Satu hari di Bulan Juli yang cukup
hangat. Masih musim liburan masa bahagianya para mahasiswi perantauan katanya. Para
cening sudah merindu bersenda gurau dan melancong bersama seperti dulu. Jadilah
kami menyusun rencana bersama. Mengeksekusi alam bisa jadi tema yang pas.
Sang fajar mulai meninggi disambut
hembus angin yang cukup keras. Perjalanan kami pun dimulai. Iya kami, tiga
orang perantauan tadi dan seorang lagi sahabat kami. Menggunakan sepeda motor,
para cening melintasi jalan raya utama yang tak begitu ramai. Maklum jalan raya
di pedesaan tak sama dengan jalan raya di perkotaan pada umumnya. Tak ditemukan
rambu lalu lintas meski banyak terdapat pertigaan atau perempatan yang cukup
berbahaya.
Kami menyisir jalanan yang masih
penuh pepohonan di tepinya. Berbagai macam jenis pepohonan meramaikan
lahan-lahan kosong yang masih asri dan belum tersentuh penebang liar, bahkan
lahan tersebut tak dipagari namun terlihat terawat. Tak ayal suasana sejuk dan
udara yang segar dapat kami hirup bebas selama perjalanan.
Dibutuhkan tenaga cukup untuk sampai
ke tujuan wisata pertama kami. Medan yang penuh lubang dan bebatuan menyebabkan
ban bisa saja terselip. Debu jalanan juga menghambat penglihatan, begitu pula
nafas yang tersengal karena udara kotor yang tak sengaja terhirup.
Sepuluh menit kami melewati medan
sulit, akhirnya kami sampai di tempat perhentian pertama. Disambut indahnya
pemandangan bak lukisan hidup. Perairan yang masih tak terjamah limbah, udara
yang murni tak berpolusi.
White sandy beach atau dikenal sebagai pantai
pasir putih yang berlokasi di Bali utara ini benar-benar menunjukkan keindahan
maritim nusantara. Tak kalah dengan apiknya Pantai Kuta, white Sandy Beach
disini menawarkan suasana berbeda. Ketenangan dan keindahan seolah menyatu di
bawah payung langit yang biru berawan. Luar biasanya lagi, air laut yang
menampilkan gradasi alam nan ciamik turut memanjakan mata. Biru muda dan biru
tua seolah melukis pesisir pantai berpasir putih ini.
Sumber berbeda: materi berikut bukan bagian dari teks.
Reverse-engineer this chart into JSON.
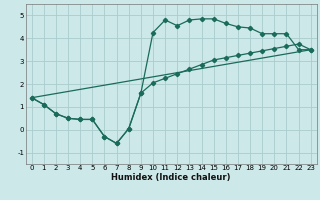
{
  "xlabel": "Humidex (Indice chaleur)",
  "bg_color": "#cce8e8",
  "grid_color": "#aacccc",
  "line_color": "#1a6b5a",
  "ylim": [
    -1.5,
    5.5
  ],
  "xlim": [
    -0.5,
    23.5
  ],
  "yticks": [
    -1,
    0,
    1,
    2,
    3,
    4,
    5
  ],
  "xticks": [
    0,
    1,
    2,
    3,
    4,
    5,
    6,
    7,
    8,
    9,
    10,
    11,
    12,
    13,
    14,
    15,
    16,
    17,
    18,
    19,
    20,
    21,
    22,
    23
  ],
  "line1_x": [
    0,
    1,
    2,
    3,
    4,
    5,
    6,
    7,
    8,
    9,
    10,
    11,
    12,
    13,
    14,
    15,
    16,
    17,
    18,
    19,
    20,
    21,
    22,
    23
  ],
  "line1_y": [
    1.4,
    1.1,
    0.7,
    0.5,
    0.45,
    0.45,
    -0.3,
    -0.6,
    0.05,
    1.6,
    4.25,
    4.8,
    4.55,
    4.8,
    4.85,
    4.85,
    4.65,
    4.5,
    4.45,
    4.2,
    4.2,
    4.2,
    3.5,
    3.5
  ],
  "line2_x": [
    0,
    1,
    2,
    3,
    4,
    5,
    6,
    7,
    8,
    9,
    10,
    11,
    12,
    13,
    14,
    15,
    16,
    17,
    18,
    19,
    20,
    21,
    22,
    23
  ],
  "line2_y": [
    1.4,
    1.1,
    0.7,
    0.5,
    0.45,
    0.45,
    -0.3,
    -0.6,
    0.05,
    1.6,
    2.05,
    2.25,
    2.45,
    2.65,
    2.85,
    3.05,
    3.15,
    3.25,
    3.35,
    3.45,
    3.55,
    3.65,
    3.75,
    3.5
  ],
  "line3_x": [
    0,
    23
  ],
  "line3_y": [
    1.4,
    3.5
  ]
}
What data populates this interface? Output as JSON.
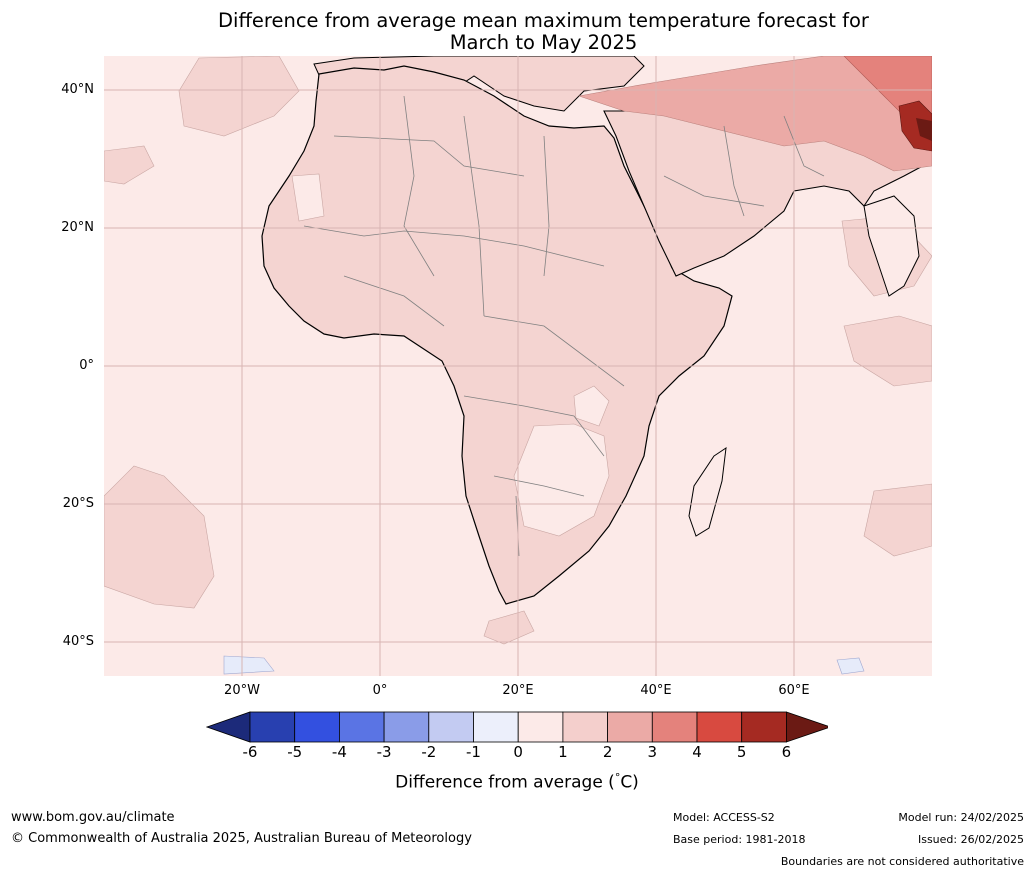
{
  "title_line1": "Difference from average mean maximum temperature forecast for",
  "title_line2": "March to May 2025",
  "lat_labels": [
    "40°N",
    "20°N",
    "0°",
    "20°S",
    "40°S"
  ],
  "lon_labels": [
    "20°W",
    "0°",
    "20°E",
    "40°E",
    "60°E"
  ],
  "colorbar": {
    "ticks": [
      "-6",
      "-5",
      "-4",
      "-3",
      "-2",
      "-1",
      "0",
      "1",
      "2",
      "3",
      "4",
      "5",
      "6"
    ],
    "colors": [
      "#1c2a7a",
      "#2840b0",
      "#3350e0",
      "#5a74e4",
      "#8a9ce8",
      "#c3cbf2",
      "#eceffb",
      "#fceae8",
      "#f4cfcc",
      "#ebaaa6",
      "#e4827c",
      "#d84a40",
      "#a52a22",
      "#6b1a14"
    ],
    "title": "Difference from average (",
    "title_symbol": "°",
    "title_unit": "C)"
  },
  "map_colors": {
    "ocean_base": "#fceae8",
    "land_anomaly": "#f4d4d1",
    "warm_2_3": "#ebaaa6",
    "warm_3_4": "#e4827c",
    "warm_5_6": "#a52a22",
    "cool": "#e6ebfa",
    "coast": "#000000",
    "borders": "#808080",
    "grid": "#d8b4b2"
  },
  "footer": {
    "url": "www.bom.gov.au/climate",
    "copyright": "© Commonwealth of Australia 2025, Australian Bureau of Meteorology",
    "model": "Model: ACCESS-S2",
    "base_period": "Base period: 1981-2018",
    "model_run": "Model run: 24/02/2025",
    "issued": "Issued: 26/02/2025",
    "disclaimer": "Boundaries are not considered authoritative"
  }
}
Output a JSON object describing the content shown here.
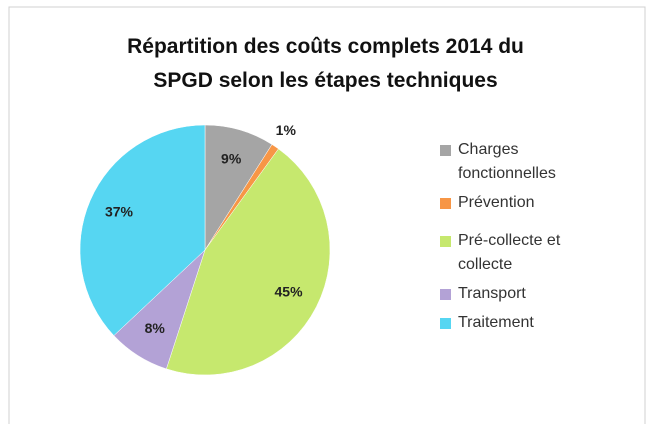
{
  "chart_data": {
    "type": "pie",
    "title": "Répartition des coûts complets 2014 du SPGD selon les étapes techniques",
    "categories": [
      "Charges fonctionnelles",
      "Prévention",
      "Pré-collecte et collecte",
      "Transport",
      "Traitement"
    ],
    "values": [
      9,
      1,
      45,
      8,
      37
    ],
    "value_labels": [
      "9%",
      "1%",
      "45%",
      "8%",
      "37%"
    ],
    "colors": [
      "#a5a5a5",
      "#f79646",
      "#c6e86e",
      "#b3a2d6",
      "#56d6f2"
    ],
    "legend": "right"
  }
}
Tentu saja para cening tak pernah
lupa untuk mengabadikan keindahan wisata bahari beserta momen kebersamaan kami.
Tiap kali melihat hasil jepretan, kami ternganga saking bahagianya. Pesona alam
yang menakjubkan tertangkap lensa kamera kami.
![]() |
Ulfa,
Cening berkaca mata yang ceria. Vivi, Cening berkerudung pink yang imut
menggemaskan. Febi, Cening merah yang manisnya pas-pasan. Kiki, Cening yang
paling anggun.
|
“It’s
perfect!”
Para cening rela membiarkan terik
matahari menyentuh kulit yang sudah bisa dikatakan eksotis ini. Keindahan yang
memakan rasa lelah hingga tak bersisa, bahkan remahannya pun bagai hilang
begitu saja. Tak heran jika tempat seindah ini menjadi tempat melancong pilihan
turis lokal maupun mancanegara. Namun masih terjamin ketenangan disini, jauh
dari suasana ramai karenajejalan wisatawan yang biasanya mudah ditemui di
tempat wisata lain.
“Healing
time.”
Seolah tak cukup hanya sampai di
tengah pesisir pantai, kami pun memutuskan untuk menjajal keindahannya sampai
habis di ujung sana. Selama berjalan menjejak pasir putih nan cantik, pandangan
kami tak pernah lepas menyoroti ujung hingga ujung sambil menikmati detil
keindahan yang terpampang nyata di hadapan.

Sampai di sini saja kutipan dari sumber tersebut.